/DeepLearningFrameworkFromScratch

Deep Learning Framework only using numpy: Linear, Convolution, Flatten, Max and Mean Pooling layers, activation functions, Softmax, MSE and Cross Entropy. Useful functions: train, save an load a model to deploy it, get nb of parameters, draw learning curves

Primary LanguageJupyter NotebookMIT LicenseMIT

Deep Learning Framework from scratch, only using numpy

Project

Gradient Descent: This article describes how to implement a gradient descent using the differential approach (2D example implementation), then, using the perturbation approach (3D example implementation).

FCN implementation: This article shows how to create a set of non-linearly separable data and how to implement a FCN from scratch using numpy: linear layers, activation functions, loss and training function.

Python Deep Learning Framework implementation: This article shows the implementation of a Deep Learning Framework with only numpy. It implements all the layers listed in the next section. It also explains how to implement some good features provided by a Deep Learning Framework such as: saving and loading a model to deploy it somewhere, getting its number of parameters, drawing learning curves, printing its description, getting its confusion matrix, etc.

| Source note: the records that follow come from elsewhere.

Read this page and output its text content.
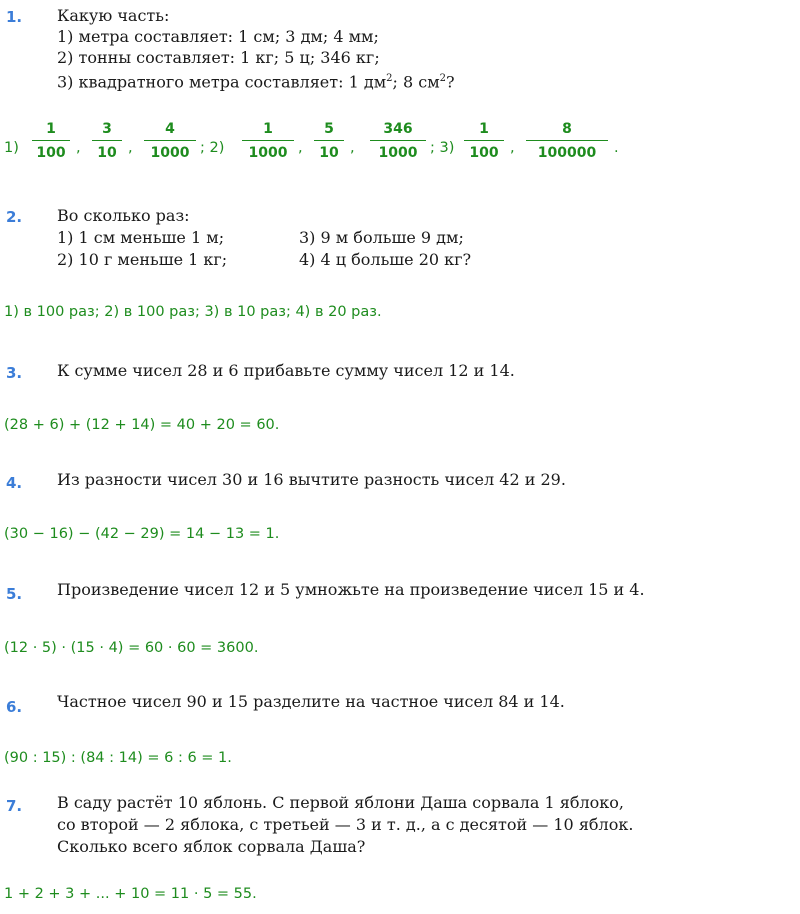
1. Какую часть:
1) метра составляет: 1 см; 3 дм; 4 мм;
2) тонны составляет: 1 кг; 5 ц; 346 кг;
3) квадратного метра составляет: 1 $дм^2$; 8 $см^2$?
1)
1
100 ,
3
10 ,
4
1000 ; 2)
1
1000 ,
5
10 ,
346
1000 ; 3)
1
100 ,
8
100000	.
2. Во сколько раз:
1) 1 см меньше 1 м;
2) 10 г меньше 1 кг;
3) 9 м больше 9 дм;
4) 4 ц больше 20 кг?
1) в 100 раз; 2) в 100 раз; 3) в 10 раз; 4) в 20 раз.
3. К сумме чисел 28 и 6 прибавьте сумму чисел 12 и 14.
(28 + 6) + (12 + 14) = 40 + 20 = 60.
4. Из разности чисел 30 и 16 вычтите разность чисел 42 и 29.
(30 − 16) − (42 − 29) = 14 − 13 = 1.
5. Произведение чисел 12 и 5 умножьте на произведение чисел 15 и 4.
(12 · 5) · (15 · 4) = 60 · 60 = 3600.
6. Частное чисел 90 и 15 разделите на частное чисел 84 и 14.
(90 : 15) : (84 : 14) = 6 : 6 = 1.
7. В саду растёт 10 яблонь. С первой яблони Даша сорвала 1 яблоко,
со второй — 2 яблока, с третьей — 3 и т. д., а с десятой — 10 яблок.
Сколько всего яблок сорвала Даша?
1 + 2 + 3 + ... + 10 = 11 · 5 = 55.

Network deployment: This article explains how the Deep Learning Framework can help to create and train a CNN for hand signal recognition for UAV piloting. It also shows how to build a dataset for a particular task and how to deploy a trained model to perform the task.

C++ Deep Learning Framework implementation: This article explains how to create a C++ library that implements a simple Deep Learning Framework: Linear layer, MSE loss, ReLU and Softmax functions, a feature/label generator and a training loop. The main goal of this article is to show how to develop a project in C++ by explaining key concepts of the language.

Layer implementation:

  • Linear layer
  • Convolution layer
  • Flatten layer
  • Max pooling layer
  • Average pooling layer
  • Batch Normalization
  • Activation functions: Sigmoid, ReLU, LeakyReLU, Softmax
  • Loss functions (MSE: Mean Squared Error, Cross Entropy)

Example to build a neural network model:

  • To build a model, the Sequential module has to be used. The code below creates the following network: Convolution -> LeakyReLU -> Max Pooling -> Convolution -> LeakyReLU -> Flatten -> Batch Normalization -> Linear layer -> Linear layer -> Softmax -> Cross Entropy Loss
cnn_model = NN.Sequential([
	NN.Convolution(in_channels=in_channels, out_channels=out_channels, kernel_size=kernel_size),
	NN.LeakyReLU(),
	NN.MaxPooling2D(2),
	NN.Convolution(in_channels=out_channels, out_channels=out_channels, kernel_size=kernel_size),
	NN.LeakyReLU(),
	NN.Flatten(),
	NN.BatchNorm(),
	NN.Linear((out_first_conv**2)*out_channels, hidden_size),
	NN.LeakyReLU(),
	NN.BatchNorm(),
	NN.Linear(hidden_size, num_class),
	NN.Softmax()],
	NN.LossCrossEntropy())

Useful features of the framework:

  • One-hot encoding conversion
  • Train function (epoch and mini-batch)
  • Save and load a model to deploy it somewhere
  • Get the number of parameters of a created model
  • Get the confusion matrix
  • Draw learning curves
  • Print model's description

Example of use

The cnn-fcn_example.ipynb notebooks contain an implementation and training of a CNN model and a FCN model. They also show how to save and load a model with its weights to deploy it somewhere.

The homemadeframework_vs_pytorch.ipynb notebook shows a comparison with pytorch framework.